Nelson is finally writing a sequel to Girl named Dream School, and it's being published serially at Figment.com. It's about the main character of Girl going to Wellington College in Connecticut.

The first Saturday night there was a big dinner for the freshman at the dining hall. They put white table clothes on the tables and had extra good food and after dinner the president of Wellington addressed us. He told us how brilliant we were and how special. Among us, he said, was a native Eskimo student, the first at Wellington, who was the top math student in the entire state of Alaska. There was also a freshman who had organized relief efforts in Argentina during the terrible earthquake. And one of us had written an important article defining our generation in The New York Times.
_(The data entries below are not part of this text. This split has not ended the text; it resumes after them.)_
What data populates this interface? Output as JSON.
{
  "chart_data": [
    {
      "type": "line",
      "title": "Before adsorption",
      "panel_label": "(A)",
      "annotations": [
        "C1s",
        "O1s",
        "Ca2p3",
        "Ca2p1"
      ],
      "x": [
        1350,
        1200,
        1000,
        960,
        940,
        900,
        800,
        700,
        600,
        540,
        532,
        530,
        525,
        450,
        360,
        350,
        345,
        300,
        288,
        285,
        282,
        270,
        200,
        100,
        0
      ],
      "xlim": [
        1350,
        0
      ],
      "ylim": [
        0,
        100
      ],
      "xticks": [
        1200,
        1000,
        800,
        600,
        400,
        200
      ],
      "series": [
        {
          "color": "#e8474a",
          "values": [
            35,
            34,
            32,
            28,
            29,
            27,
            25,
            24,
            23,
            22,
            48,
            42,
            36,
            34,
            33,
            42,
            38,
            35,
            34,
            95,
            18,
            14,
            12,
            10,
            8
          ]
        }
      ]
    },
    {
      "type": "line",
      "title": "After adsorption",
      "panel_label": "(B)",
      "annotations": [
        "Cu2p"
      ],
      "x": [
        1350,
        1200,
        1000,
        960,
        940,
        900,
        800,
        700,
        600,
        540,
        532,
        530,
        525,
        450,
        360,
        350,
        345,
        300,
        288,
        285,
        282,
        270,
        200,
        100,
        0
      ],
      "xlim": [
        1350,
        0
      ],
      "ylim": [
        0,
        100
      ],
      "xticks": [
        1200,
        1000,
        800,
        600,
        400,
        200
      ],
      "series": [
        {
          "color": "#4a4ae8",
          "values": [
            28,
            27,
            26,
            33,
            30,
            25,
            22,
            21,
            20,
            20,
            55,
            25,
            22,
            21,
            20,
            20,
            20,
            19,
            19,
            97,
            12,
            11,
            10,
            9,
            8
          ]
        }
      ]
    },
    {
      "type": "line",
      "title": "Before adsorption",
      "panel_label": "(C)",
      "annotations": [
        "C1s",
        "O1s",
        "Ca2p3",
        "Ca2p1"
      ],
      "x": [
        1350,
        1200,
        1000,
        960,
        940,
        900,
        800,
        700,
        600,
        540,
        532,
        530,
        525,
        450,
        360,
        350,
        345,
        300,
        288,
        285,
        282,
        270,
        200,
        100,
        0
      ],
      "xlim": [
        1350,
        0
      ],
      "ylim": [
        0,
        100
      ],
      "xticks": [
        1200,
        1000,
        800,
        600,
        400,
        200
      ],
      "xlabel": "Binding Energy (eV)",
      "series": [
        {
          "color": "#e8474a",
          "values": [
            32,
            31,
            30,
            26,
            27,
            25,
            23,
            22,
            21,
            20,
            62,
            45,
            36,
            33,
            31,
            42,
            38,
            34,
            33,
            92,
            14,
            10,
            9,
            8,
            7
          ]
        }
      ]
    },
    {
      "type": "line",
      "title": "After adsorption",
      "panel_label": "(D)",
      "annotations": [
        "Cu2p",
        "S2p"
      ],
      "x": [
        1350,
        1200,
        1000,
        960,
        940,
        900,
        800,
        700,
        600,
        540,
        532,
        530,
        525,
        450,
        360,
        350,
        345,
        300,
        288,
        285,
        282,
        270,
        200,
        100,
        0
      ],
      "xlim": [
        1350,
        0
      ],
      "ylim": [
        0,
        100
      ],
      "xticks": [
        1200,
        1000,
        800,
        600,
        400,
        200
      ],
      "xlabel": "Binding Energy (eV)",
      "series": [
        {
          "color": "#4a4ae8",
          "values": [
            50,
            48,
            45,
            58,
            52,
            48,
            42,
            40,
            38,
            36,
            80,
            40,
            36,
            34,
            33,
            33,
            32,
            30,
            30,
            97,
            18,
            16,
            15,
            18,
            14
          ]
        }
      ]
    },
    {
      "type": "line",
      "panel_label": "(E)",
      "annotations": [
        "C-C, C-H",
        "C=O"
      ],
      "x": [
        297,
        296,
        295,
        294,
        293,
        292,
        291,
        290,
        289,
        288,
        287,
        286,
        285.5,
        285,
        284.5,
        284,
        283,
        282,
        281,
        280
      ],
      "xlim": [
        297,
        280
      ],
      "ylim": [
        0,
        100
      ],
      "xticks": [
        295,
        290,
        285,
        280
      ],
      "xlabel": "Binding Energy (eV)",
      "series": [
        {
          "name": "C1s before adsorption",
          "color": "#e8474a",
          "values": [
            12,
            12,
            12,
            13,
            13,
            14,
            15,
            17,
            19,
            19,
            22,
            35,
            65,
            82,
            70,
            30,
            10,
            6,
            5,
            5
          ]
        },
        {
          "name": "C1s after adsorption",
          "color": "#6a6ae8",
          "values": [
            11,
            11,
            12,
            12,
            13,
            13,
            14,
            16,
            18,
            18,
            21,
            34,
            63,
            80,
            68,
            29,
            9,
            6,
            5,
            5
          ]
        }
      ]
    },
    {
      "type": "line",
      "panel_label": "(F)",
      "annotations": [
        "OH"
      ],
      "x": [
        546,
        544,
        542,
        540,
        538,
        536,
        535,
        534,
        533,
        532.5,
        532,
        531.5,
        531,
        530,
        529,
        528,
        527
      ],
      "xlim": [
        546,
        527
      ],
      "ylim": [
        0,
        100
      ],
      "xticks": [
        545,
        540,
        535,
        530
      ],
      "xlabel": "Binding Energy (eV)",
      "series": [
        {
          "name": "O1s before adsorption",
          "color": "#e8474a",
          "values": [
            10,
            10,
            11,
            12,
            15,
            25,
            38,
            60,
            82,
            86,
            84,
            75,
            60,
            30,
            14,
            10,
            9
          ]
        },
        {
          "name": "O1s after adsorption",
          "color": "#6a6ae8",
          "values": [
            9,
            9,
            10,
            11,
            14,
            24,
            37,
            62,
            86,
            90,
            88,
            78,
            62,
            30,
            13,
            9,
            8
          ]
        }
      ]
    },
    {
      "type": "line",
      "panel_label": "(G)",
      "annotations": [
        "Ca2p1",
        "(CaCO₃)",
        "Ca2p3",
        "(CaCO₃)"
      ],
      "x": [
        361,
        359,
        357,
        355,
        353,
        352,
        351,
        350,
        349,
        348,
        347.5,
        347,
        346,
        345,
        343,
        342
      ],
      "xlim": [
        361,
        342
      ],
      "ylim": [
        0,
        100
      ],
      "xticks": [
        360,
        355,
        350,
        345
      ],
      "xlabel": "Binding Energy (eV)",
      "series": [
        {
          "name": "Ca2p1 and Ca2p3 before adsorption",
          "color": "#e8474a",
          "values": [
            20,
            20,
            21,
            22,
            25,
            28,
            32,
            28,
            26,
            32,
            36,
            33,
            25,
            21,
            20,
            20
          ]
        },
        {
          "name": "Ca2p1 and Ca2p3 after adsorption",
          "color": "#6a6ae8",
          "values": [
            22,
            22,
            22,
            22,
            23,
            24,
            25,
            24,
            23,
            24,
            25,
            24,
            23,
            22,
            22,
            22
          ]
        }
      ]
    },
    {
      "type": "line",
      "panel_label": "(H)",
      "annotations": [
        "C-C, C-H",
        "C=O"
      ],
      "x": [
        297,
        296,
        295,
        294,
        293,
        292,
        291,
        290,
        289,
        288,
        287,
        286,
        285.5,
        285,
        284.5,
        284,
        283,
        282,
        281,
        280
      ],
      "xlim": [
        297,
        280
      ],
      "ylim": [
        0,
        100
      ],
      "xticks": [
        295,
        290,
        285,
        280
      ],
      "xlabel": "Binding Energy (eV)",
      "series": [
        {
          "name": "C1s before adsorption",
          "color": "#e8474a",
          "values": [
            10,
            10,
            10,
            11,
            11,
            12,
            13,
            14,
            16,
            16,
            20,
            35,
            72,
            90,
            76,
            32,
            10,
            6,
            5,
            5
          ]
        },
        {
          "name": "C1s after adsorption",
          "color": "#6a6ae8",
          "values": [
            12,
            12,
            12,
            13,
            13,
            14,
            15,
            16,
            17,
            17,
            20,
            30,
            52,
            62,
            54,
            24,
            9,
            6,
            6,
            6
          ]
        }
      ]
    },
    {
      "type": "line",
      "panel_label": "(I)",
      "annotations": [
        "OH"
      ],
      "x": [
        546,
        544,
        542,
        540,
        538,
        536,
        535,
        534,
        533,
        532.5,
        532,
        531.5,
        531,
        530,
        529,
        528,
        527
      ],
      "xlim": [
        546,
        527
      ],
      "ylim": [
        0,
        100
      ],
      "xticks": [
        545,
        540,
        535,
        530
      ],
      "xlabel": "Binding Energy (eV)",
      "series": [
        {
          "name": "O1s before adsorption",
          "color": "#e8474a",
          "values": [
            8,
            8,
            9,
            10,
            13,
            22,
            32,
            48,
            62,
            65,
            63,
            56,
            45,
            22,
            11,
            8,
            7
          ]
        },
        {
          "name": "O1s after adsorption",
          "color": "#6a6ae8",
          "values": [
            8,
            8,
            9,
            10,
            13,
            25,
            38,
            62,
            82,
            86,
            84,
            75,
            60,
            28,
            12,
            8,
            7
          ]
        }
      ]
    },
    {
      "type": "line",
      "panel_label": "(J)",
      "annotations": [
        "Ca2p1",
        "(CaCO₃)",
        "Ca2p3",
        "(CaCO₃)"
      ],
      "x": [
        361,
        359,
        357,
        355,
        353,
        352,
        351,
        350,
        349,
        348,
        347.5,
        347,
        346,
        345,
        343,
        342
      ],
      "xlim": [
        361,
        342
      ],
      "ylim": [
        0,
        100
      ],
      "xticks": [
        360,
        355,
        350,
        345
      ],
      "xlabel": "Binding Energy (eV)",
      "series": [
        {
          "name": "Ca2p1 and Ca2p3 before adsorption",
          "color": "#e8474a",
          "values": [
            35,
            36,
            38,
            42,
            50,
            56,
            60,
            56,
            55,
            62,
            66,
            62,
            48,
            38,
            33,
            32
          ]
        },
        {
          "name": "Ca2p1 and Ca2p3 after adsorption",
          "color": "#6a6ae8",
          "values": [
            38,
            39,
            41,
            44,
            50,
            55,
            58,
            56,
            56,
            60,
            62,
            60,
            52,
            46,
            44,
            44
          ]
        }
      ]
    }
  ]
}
I was taking this very seriously but behind me Jane and Amy were whispering and giggling. I turned around and they told me who the real famous people were in our class. Like Catherine Powers, the actor, who was taking Intro Psych. I was like, no way, she had been on the cover of People magazine that summer—but they just laughed. It turned out there were a whole bunch of famous people in our class. The son of a Senator from Pennsylvania, Robert Hickox, who was a total coke head and got thrown out of three prep schools. Another young female actor who wasn’t quite as famous as Catherine Powers. The son of one of the super rich computer guys from Seattle who was gay and another guy who invented a computer game that made thirty million dollars but he didn’t get any of it because he sold the rights.

Nelson took up the voice without skipping a beat. Reading it, you can see the influence that Girl might've had on writers who are heading up the naturalistic wave that's dominating the young lit scene now. It's kind of like the missing link between Bret Easton Ellis and Tao Lin.